CHICAGO (AP) — Four years of Donald Trump’s false claims about a stolen 2020 election have fueled growing distrust of voting machines among conspiracy theorists. One of their solutions is to replace the tabulators that count each vote with people who do it by hand.
Before the 2024 presidential election, controversies over the issue periodically flared up in parts of the country, even though research has shown that manual counting is more prone to errors, more expensive and likely to delay results.
The few counties that have undertaken this monumental task have found the process to be more time-consuming, expensive and inaccurate than expected.
In Gillespie County, Texas, the manual count of this year’s Republican primaries stretched into the early morning hours. It lasted nearly 24 hours straight and 200 people counted ballots, the Texas Tribune and VoteBeat reported. The manual count cost taxpayers about double the payroll costs of the 2020 Republican primary and involved fixing a series of errors, the nonprofits reported.
In rural Nye County, Nevada, where volunteers began an unprecedented manual count of midterm votes in 2022, mismatched numbers led to recount after recount. After the first day of counting, the county clerk, Mark Kampf, estimated a nearly 25% discrepancy between the manual and machine counts, attributing it to human counting errors. The painstakingly slow process was halted by the state Supreme Court amid concerns that early voting tallies could be leaked publicly.
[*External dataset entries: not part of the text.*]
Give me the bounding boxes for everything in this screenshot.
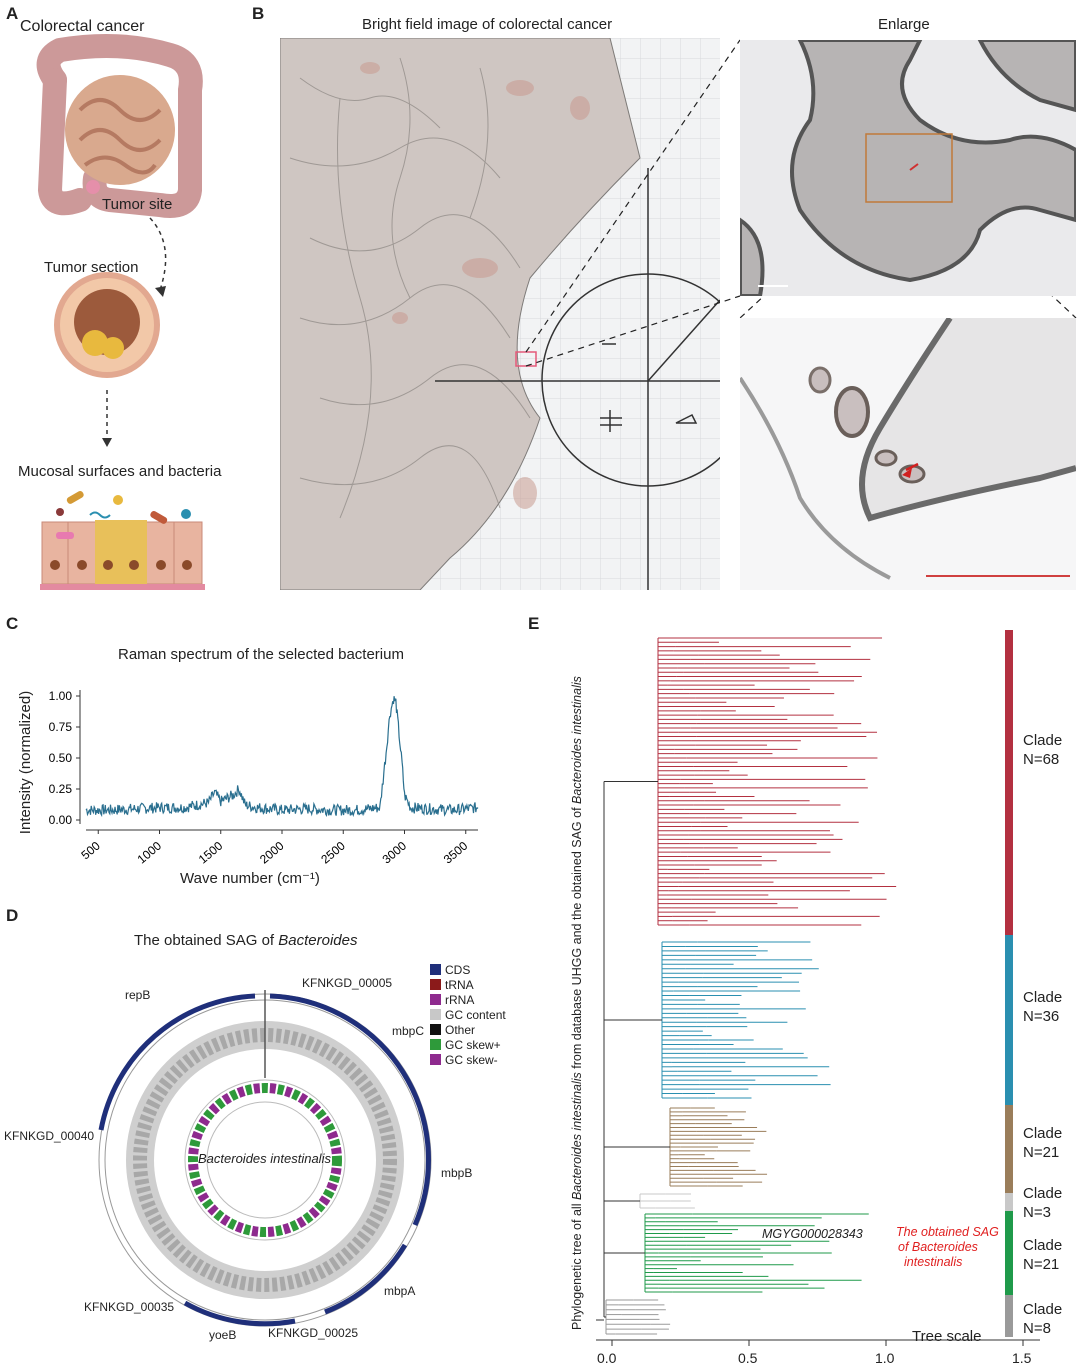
legend-label: tRNA — [445, 977, 474, 992]
clade-label-3: Clade N=3 — [1023, 1185, 1063, 1221]
tree-tick: 0.0 — [597, 1350, 617, 1366]
enlarge-image-2 — [740, 318, 1076, 590]
legend-item: Other — [430, 1022, 506, 1037]
x-tick-label: 1000 — [135, 838, 165, 866]
gene-label: yoeB — [209, 1328, 237, 1342]
legend-label: rRNA — [445, 992, 475, 1007]
x-tick-label: 3000 — [380, 838, 410, 866]
brightfield-image — [280, 38, 720, 590]
gene-label: mbpC — [392, 1024, 425, 1038]
panel-b-label: B — [252, 4, 265, 23]
tree-tick: 0.5 — [738, 1350, 758, 1366]
legend-item: tRNA — [430, 977, 506, 992]
y-tick-label: 0.75 — [49, 720, 73, 734]
legend-swatch — [430, 1039, 441, 1050]
y-tick-label: 0.50 — [49, 751, 73, 765]
gene-label: KFNKGD_00035 — [84, 1300, 175, 1314]
gene-label: mbpB — [441, 1166, 473, 1180]
clade-bar — [1005, 630, 1013, 935]
y-tick-label: 0.25 — [49, 782, 73, 796]
genome-circle-map — [98, 990, 432, 1327]
legend-label: GC skew- — [445, 1052, 498, 1067]
legend-swatch — [430, 979, 441, 990]
raman-ticks: 0.00 0.25 0.50 0.75 1.00 500 1000 1500 2000 2500 3… — [49, 689, 471, 867]
gene-label: KFNKGD_00025 — [268, 1326, 359, 1340]
genome-center-label: Bacteroides intestinalis — [198, 1151, 331, 1166]
obtained-sag-annotation: The obtained SAG of Bacteroides intestin… — [896, 1225, 999, 1269]
tree-branches — [596, 637, 897, 1335]
tumor-site-label: Tumor site — [102, 196, 173, 213]
clade-bar — [1005, 1193, 1013, 1211]
legend-swatch — [430, 964, 441, 975]
legend-item: CDS — [430, 962, 506, 977]
clade-label-8: Clade N=8 — [1023, 1301, 1063, 1337]
clade-bar — [1005, 1295, 1013, 1337]
legend-swatch — [430, 1009, 441, 1020]
genome-legend: CDS tRNA rRNA GC content Other GC skew+ GC ske… — [430, 962, 506, 1067]
panel-d-label: D — [6, 906, 19, 925]
x-tick-label: 500 — [78, 838, 103, 862]
tumor-section-label: Tumor section — [44, 259, 139, 276]
chart-ylabel: Intensity (normalized) — [17, 690, 35, 835]
chart-xlabel: Wave number (cm⁻¹) — [180, 870, 320, 887]
y-tick-label: 1.00 — [49, 689, 73, 703]
clade-label-36: Clade N=36 — [1023, 989, 1063, 1025]
legend-swatch — [430, 1024, 441, 1035]
panel-a-label: A — [6, 4, 19, 23]
panel-a-title: Colorectal cancer — [20, 18, 145, 35]
phylogenetic-tree — [596, 630, 1040, 1346]
legend-item: GC skew+ — [430, 1037, 506, 1052]
x-tick-label: 2500 — [318, 838, 348, 866]
legend-item: rRNA — [430, 992, 506, 1007]
x-tick-label: 3500 — [441, 838, 471, 866]
clade-bar — [1005, 1105, 1013, 1193]
clade-label-68: Clade N=68 — [1023, 732, 1063, 768]
clade-label-21b: Clade N=21 — [1023, 1237, 1063, 1273]
gene-label: repB — [125, 988, 151, 1002]
legend-swatch — [430, 1054, 441, 1065]
tree-tick: 1.0 — [875, 1350, 895, 1366]
legend-label: CDS — [445, 962, 471, 977]
raman-chart: 0.00 0.25 0.50 0.75 1.00 500 1000 1500 2000 2500 3… — [49, 689, 479, 867]
gene-label: mbpA — [384, 1284, 416, 1298]
y-tick-label: 0.00 — [49, 813, 73, 827]
panel-e-label: E — [528, 614, 540, 633]
legend-item: GC skew- — [430, 1052, 506, 1067]
x-tick-label: 1500 — [196, 838, 226, 866]
panel-d-title: The obtained SAG of Bacteroides — [134, 932, 358, 949]
gene-label: KFNKGD_00040 — [4, 1129, 95, 1143]
colon-illustration — [36, 34, 205, 590]
legend-label: Other — [445, 1022, 476, 1037]
tree-ylabel: Phylogenetic tree of all Bacteroides int… — [570, 676, 584, 1330]
legend-label: GC content — [445, 1007, 506, 1022]
tree-scale-label: Tree scale — [912, 1328, 982, 1345]
mucosal-label: Mucosal surfaces and bacteria — [18, 463, 222, 480]
legend-label: GC skew+ — [445, 1037, 501, 1052]
raman-series-line — [85, 696, 479, 818]
legend-item: GC content — [430, 1007, 506, 1022]
panel-c-label: C — [6, 614, 19, 633]
mgyg-label: MGYG000028343 — [762, 1227, 863, 1241]
x-tick-label: 2000 — [257, 838, 287, 866]
clade-bar — [1005, 1211, 1013, 1295]
tree-tick: 1.5 — [1012, 1350, 1032, 1366]
panel-b-title: Bright field image of colorectal cancer — [362, 16, 613, 33]
clade-label-21a: Clade N=21 — [1023, 1125, 1063, 1161]
gene-label: KFNKGD_00005 — [302, 976, 393, 990]
chart-title: Raman spectrum of the selected bacterium — [118, 646, 404, 663]
enlarge-title: Enlarge — [878, 16, 930, 33]
enlarge-image-1 — [740, 40, 1076, 296]
legend-swatch — [430, 994, 441, 1005]
clade-bar — [1005, 935, 1013, 1105]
Shasta County, a conservative rural county in northern California, abandoned plans to manually count ballots last year after the plan cost an estimated $1.6 million and required more than 1,200 additional workers.
Still, some jurisdictions continue to call for hand counts.
Most recently, Georgia’s State Election Board voted to require poll workers to manually count the number of paper ballots, but not votes, after voting is completed. The counting should be done by three separate poll workers until all three counts are the same.
The new rule went against the advice of the attorney general, the secretary of state and an association of provincial election officials.
A ‘grassroots’ movement
Efforts to replace modern voting machines with more laborious, error-prone manual counting are rooted in a series of conspiracy theories about voting machines spread by Trump and his allies. Some Republicans, inspired by election lies claiming that widespread fraud cost Trump’s 2020 reelection, have pushed for hand-counting of ballots and banning the electronic tabulators used to scan ballots and record votes, despite that there is no evidence of widespread fraud or major irregularities.
“This movement could have died if it had just been a flash in the pan of the 2020 election,” said Charles Stewart, a professor of political science at the Massachusetts Institute of Technology. But conspiracy theorists like election denier and MyPillow founder Mike Lindell have traveled the country to “create a grassroots social movement around this skepticism,” Stewart said.
While these conspiracy theories are not common nationwide, they have found a tenacious hold in the country’s pockets, “especially in the deepest red parts of the deepest red states,” Stewart said.
Problems with cost, speed and accuracy
Manually counting ballots risks delaying results by days, weeks or even months, depending on the jurisdiction and staffing levels. Switching over machines with hand counts would not only be slower, but also increase the risk of errors and fraud, research has shown.
A study in New Hampshire found that poll workers who counted ballots by hand were wrong by 8%, compared to a 0.5% error rate with machine counting.
“People are really bad at boring things, and counting ballots is one of the most boring things we can do,” Stewart said. “Computers are very good at annoying things. They can count very quickly and very accurately.”
Paper ballots have already been used
Trump and other Republicans have called for the use of paper ballots in this year’s election. In fact, paper ballots or paper records of each vote are already being produced in almost every state.
The Brennan Center at New York University estimates that 98% of all votes nationwide in this year’s presidential election will be cast on paper.
Paper ballots are also used in manual post-election checks to detect any irregularities in the scanning and counting of ballots and to ensure that machine results are accurate. Election officials also conduct accuracy tests on the machines before each election.
Susannah Goodman, director of election security at Common Cause, said informing voters about the controls already in place can help reduce the fear and mistrust at the heart of calls to count ballots by hand.
“If you show voters the process and all the steps taken to ensure the outcome is correct — and not just tell, show — they gain trust,” she said.